Isamu Noguchi’s unique Goodyear table of 1939

Isamu Noguchi’s unique Goodyear table of 1939

the most important American design works from the twentieth century

On 16 December 2014 Isamu Noguchi’s unique Goodyear table of 1939, carrying an estimate of $2,000,000 – 3,000,000 will be auctioned at Phillips New York. This imposing sculptural icon – designed for then-president of the Museum of Modern Art – is widely considered one of the most important American design works from the twentieth century.

Isamu Noguchi once said of the table: “Even the first table I made for Conger Goodyear was not exactly utilitarian. I thought of it as a sculpture that was a table. After all, you can say that the earth is a table. We feast upon it. You can also say that it is utilitarian, this earth. Or you can say that it is something else.”

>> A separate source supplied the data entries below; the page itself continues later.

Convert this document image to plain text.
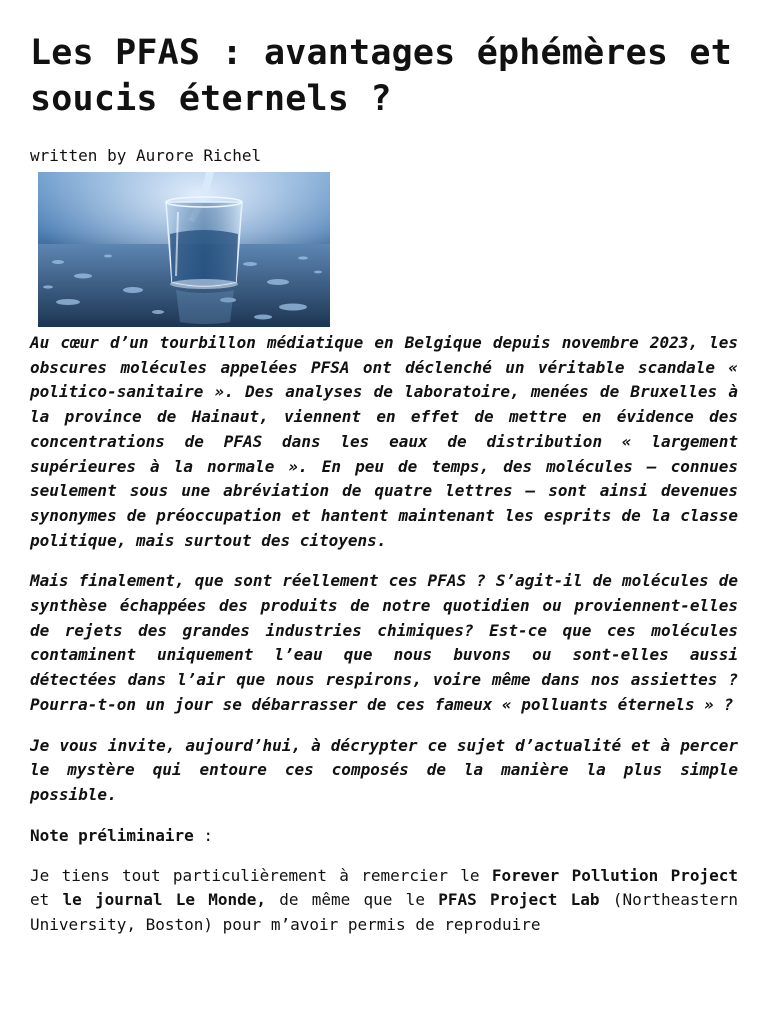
Les PFAS : avantages éphémères et soucis éternels ?
written by Aurore Richel

Au cœur d’un tourbillon médiatique en Belgique depuis novembre 2023, les obscures molécules appelées PFSA ont déclenché un véritable scandale « politico-sanitaire ». Des analyses de laboratoire, menées de Bruxelles à la province de Hainaut, viennent en effet de mettre en évidence des concentrations de PFAS dans les eaux de distribution « largement supérieures à la normale ». En peu de temps, des molécules – connues seulement sous une abréviation de quatre lettres – sont ainsi devenues synonymes de préoccupation et hantent maintenant les esprits de la classe politique, mais surtout des citoyens.

Mais finalement, que sont réellement ces PFAS ? S’agit-il de molécules de synthèse échappées des produits de notre quotidien ou proviennent-elles de rejets des grandes industries chimiques? Est-ce que ces molécules contaminent uniquement l’eau que nous buvons ou sont-elles aussi détectées dans l’air que nous respirons, voire même dans nos assiettes ? Pourra-t-on un jour se débarrasser de ces fameux « polluants éternels » ?

Je vous invite, aujourd’hui, à décrypter ce sujet d’actualité et à percer le mystère qui entoure ces composés de la manière la plus simple possible.

Note préliminaire :

Je tiens tout particulièrement à remercier le Forever Pollution Project et le journal Le Monde, de même que le PFAS Project Lab (Northeastern University, Boston) pour m’avoir permis de reproduire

After nearly two decades spent producing figurative works in bronze and terracotta, and more specifically a long series of commercially successful portrait sculptures for clients and friends including Buckminster Fuller, Clare Booth Luce, George Gershwin, and Berenice Abbott, among others, Isamu Noguchi hinted at a return to abstraction in the 1930s, at first with costume and set designs for choreographers Ruth Page and Martha Graham, as well as larger, semi-abstract works including the Ford Fountain for the New York World’s Fair.

During an interlude in Paris on a Guggenheim Fellowship, during which he was Constantin Brancusi’s studio assistant for six months in 1927, Noguchi had produced an early series of formal, almost rigid abstractions under the influence of his mentor. Then in 1939, at the request of A. Conger Goodyear, President of the Museum of Modern Art, Noguchi boldly returned to abstraction with the design of the present unique lot, Noguchi’s first table, for the living room of Goodyear’s weekend house in Old Westbury, New York.

More than furniture design, the table heralded Noguchi’s fertile developments of the 1940s including his “interlocking” sculptures, the direct descendants of the present lot. Comprising stack-laminated rosewood and Herculite plate glass, the table mimicked in part the texture and materials of the house for which it was commissioned, the Goodyear House by Edward Durrell Stone, characterized by its stacked bricks and Herculite plate glass windows. Paul Goldberger, former architecture critic at the New Yorker, has called the Goodyear House “one of the most important houses built in the United States between the two world wars”. In that sense it keeps equal stature with the table by the same name.